Shortly after that meeting ends, Deal will jet to New York to prepare for a series of meetings with the nation’s three major credit rating agencies. The governor has jealously guarded the state’s AAA rating, and the annual trip gives him a chance to make his case one last time.
But this year’s discussions with analysts from the Big Three - Standard & Poor's, Moody's and Fitch Group – comes with a twist.
Legislation that would create a new city of Eagle’s Landing by carving out land taken from the existing city of Stockbridge seems certain to come up.
The governor has not yet signaled whether he will sign the measure, which was approved on a party-line vote over the fierce objection of Democrats who said the move was racially motivated could risk Georgia’s AAA standing.
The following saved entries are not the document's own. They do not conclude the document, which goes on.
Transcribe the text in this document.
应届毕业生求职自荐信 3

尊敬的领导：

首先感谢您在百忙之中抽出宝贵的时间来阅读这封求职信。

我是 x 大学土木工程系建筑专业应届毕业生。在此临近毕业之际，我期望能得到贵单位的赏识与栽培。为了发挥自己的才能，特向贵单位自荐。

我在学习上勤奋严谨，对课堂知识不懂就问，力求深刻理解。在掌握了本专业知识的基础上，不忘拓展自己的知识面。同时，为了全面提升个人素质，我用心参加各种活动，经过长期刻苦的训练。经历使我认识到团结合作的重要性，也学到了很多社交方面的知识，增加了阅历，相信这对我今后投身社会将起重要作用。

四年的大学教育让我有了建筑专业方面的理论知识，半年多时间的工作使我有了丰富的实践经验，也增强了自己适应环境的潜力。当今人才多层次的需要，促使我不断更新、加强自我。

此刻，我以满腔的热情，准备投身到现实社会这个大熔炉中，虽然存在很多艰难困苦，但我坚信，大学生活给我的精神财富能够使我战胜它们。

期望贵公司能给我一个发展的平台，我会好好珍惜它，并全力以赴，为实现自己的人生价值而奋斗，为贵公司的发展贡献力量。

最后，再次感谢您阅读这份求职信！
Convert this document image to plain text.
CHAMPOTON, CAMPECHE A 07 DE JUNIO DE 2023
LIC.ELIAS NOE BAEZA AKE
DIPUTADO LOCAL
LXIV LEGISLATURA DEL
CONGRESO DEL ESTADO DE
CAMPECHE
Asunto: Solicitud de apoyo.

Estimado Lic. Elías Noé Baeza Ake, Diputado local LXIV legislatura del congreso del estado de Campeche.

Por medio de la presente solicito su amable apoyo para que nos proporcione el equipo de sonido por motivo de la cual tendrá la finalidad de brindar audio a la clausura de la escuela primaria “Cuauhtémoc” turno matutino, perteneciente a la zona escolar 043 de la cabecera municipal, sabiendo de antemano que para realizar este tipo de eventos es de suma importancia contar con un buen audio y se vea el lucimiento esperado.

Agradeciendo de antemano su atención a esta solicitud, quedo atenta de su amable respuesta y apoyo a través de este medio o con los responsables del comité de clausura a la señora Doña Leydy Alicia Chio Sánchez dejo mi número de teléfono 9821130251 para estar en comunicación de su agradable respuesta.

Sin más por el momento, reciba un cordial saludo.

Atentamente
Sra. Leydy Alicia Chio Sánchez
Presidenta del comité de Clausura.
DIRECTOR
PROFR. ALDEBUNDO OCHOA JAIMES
“This would set a dangerous precedent. No city would be safer from other cities’ incursions,” state Sen. Emmanuel Jones, a Democrat who represents most of Stockbridge, earlier told the AJC. He added: “It would undermine the existence of cities. I can’t tell you how dangerous this is.”
Industry publications have also struck a similar alarming note. One of them, The Bond Buyer, writes that it’s unclear how Stockbridge would pay $14.5 million in unrated bombs if a chunk of its tax base is de-annexed.
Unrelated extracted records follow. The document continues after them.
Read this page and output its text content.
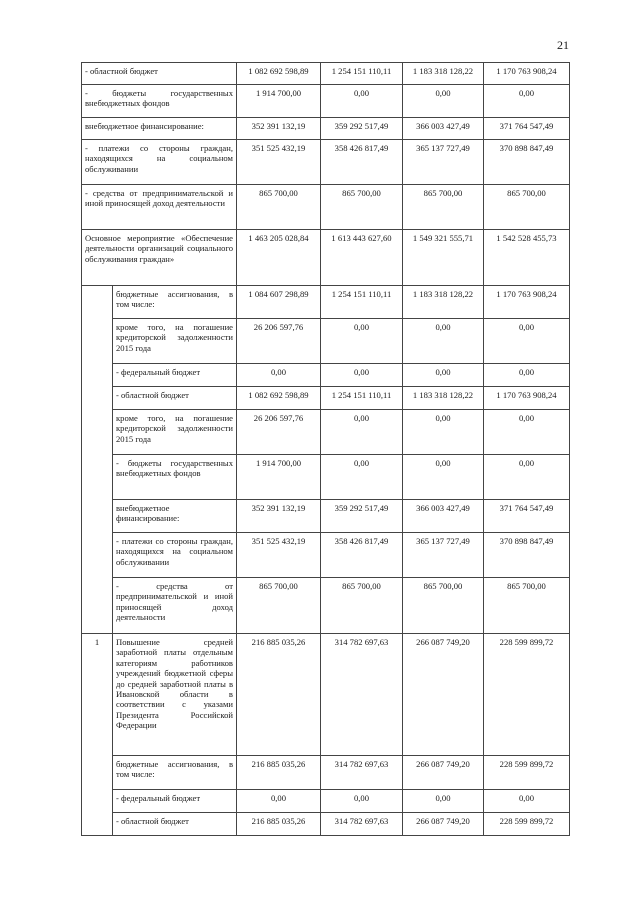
21
- областной бюджет		1 082 692 598,89	1 254 151 110,11	1 183 318 128,22	1 170 763 908,24
- бюджеты государственных внебюджетных фондов		1 914 700,00	0,00	0,00	0,00
внебюджетное финансирование:		352 391 132,19	359 292 517,49	366 003 427,49	371 764 547,49
- платежи со стороны граждан, находящихся на социальном обслуживании		351 525 432,19	358 426 817,49	365 137 727,49	370 898 847,49
- средства от предпринимательской и иной приносящей доход деятельности		865 700,00	865 700,00	865 700,00	865 700,00
Основное мероприятие «Обеспечение деятельности организаций социального обслуживания граждан»		1 463 205 028,84	1 613 443 627,60	1 549 321 555,71	1 542 528 455,73
	бюджетные ассигнования, в том числе:	1 084 607 298,89	1 254 151 110,11	1 183 318 128,22	1 170 763 908,24
	кроме того, на погашение кредиторской задолженности 2015 года	26 206 597,76	0,00	0,00	0,00
	- федеральный бюджет	0,00	0,00	0,00	0,00
	- областной бюджет	1 082 692 598,89	1 254 151 110,11	1 183 318 128,22	1 170 763 908,24
	кроме того, на погашение кредиторской задолженности 2015 года	26 206 597,76	0,00	0,00	0,00
	- бюджеты государственных внебюджетных фондов	1 914 700,00	0,00	0,00	0,00
	внебюджетное финансирование:	352 391 132,19	359 292 517,49	366 003 427,49	371 764 547,49
	- платежи со стороны граждан, находящихся на социальном обслуживании	351 525 432,19	358 426 817,49	365 137 727,49	370 898 847,49
	- средства от предпринимательской и иной приносящей доход деятельности	865 700,00	865 700,00	865 700,00	865 700,00
1	Повышение средней заработной платы отдельным категориям работников учреждений бюджетной сферы до средней заработной платы в Ивановской области в соответствии с указами Президента Российской Федерации	216 885 035,26	314 782 697,63	266 087 749,20	228 599 899,72
	бюджетные ассигнования, в том числе:	216 885 035,26	314 782 697,63	266 087 749,20	228 599 899,72
	- федеральный бюджет	0,00	0,00	0,00	0,00
	- областной бюджет	216 885 035,26	314 782 697,63	266 087 749,20	228 599 899,72
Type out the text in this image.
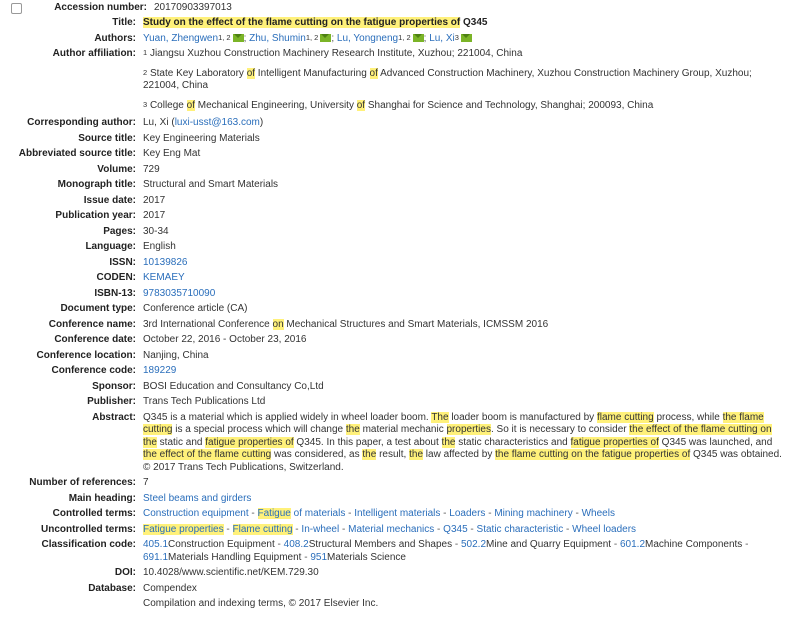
Accession number: 20170903397013
Title: Study on the effect of the flame cutting on the fatigue properties of Q345
Authors: Yuan, Zhengwen$^{1, 2}$ ; Zhu, Shumin$^{1, 2}$ ; Lu, Yongneng$^{1, 2}$ ; Lu, Xi$^3$
Author affiliation: $^1$ Jiangsu Xuzhou Construction Machinery Research Institute, Xuzhou; 221004, China

$^2$ State Key Laboratory of Intelligent Manufacturing of Advanced Construction Machinery, Xuzhou Construction Machinery Group, Xuzhou; 221004, China

$^3$ College of Mechanical Engineering, University of Shanghai for Science and Technology, Shanghai; 200093, China

Corresponding author: Lu, Xi (luxi-usst@163.com)
Source title: Key Engineering Materials
Abbreviated source title: Key Eng Mat
Volume: 729
Monograph title: Structural and Smart Materials
Issue date: 2017
Publication year: 2017
Pages: 30-34
Language: English
ISSN: 10139826
CODEN: KEMAEY
ISBN-13: 9783035710090
Document type: Conference article (CA)
Conference name: 3rd International Conference on Mechanical Structures and Smart Materials, ICMSSM 2016
Conference date: October 22, 2016 - October 23, 2016
Conference location: Nanjing, China
Conference code: 189229
Sponsor: BOSI Education and Consultancy Co,Ltd
Publisher: Trans Tech Publications Ltd
Abstract: Q345 is a material which is applied widely in wheel loader boom. The loader boom is manufactured by flame cutting process, while the flame cutting is a special process which will change the material mechanic properties. So it is necessary to consider the effect of the flame cutting on the static and fatigue properties of Q345. In this paper, a test about the static characteristics and fatigue properties of Q345 was launched, and the effect of the flame cutting was considered, as the result, the law affected by the flame cutting on the fatigue properties of Q345 was obtained. © 2017 Trans Tech Publications, Switzerland.
Number of references: 7
Main heading: Steel beams and girders
Controlled terms: Construction equipment - Fatigue of materials - Intelligent materials - Loaders - Mining machinery - Wheels
Uncontrolled terms: Fatigue properties - Flame cutting - In-wheel - Material mechanics - Q345 - Static characteristic - Wheel loaders
Classification code: 405.1Construction Equipment - 408.2Structural Members and Shapes - 502.2Mine and Quarry Equipment - 601.2Machine Components - 691.1Materials Handling Equipment - 951Materials Science
DOI: 10.4028/www.scientific.net/KEM.729.30
Database: Compendex
Compilation and indexing terms, © 2017 Elsevier Inc.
If the legislation is enacted, it would establish a new, negative legal precedent for the state that could adversely affect the entire population and potentially credit ratings of the triple A-rated state, according to municipal advisor Larry Kidwell, president of Brentwood, Tenn.-based Kidwell & Co., a firm that is registered with the state to work in Georgia.
“If Stockbridge can be broken up by the Georgia Legislature, what would prohibit the Legislature from doing the same thing to other cities of the state?” Kidwell said in a November letter to (Stockbridge city attorney Michael) Williams. “The passage of the proposed legislation would set the precedent for further destabilization to occur within the state.”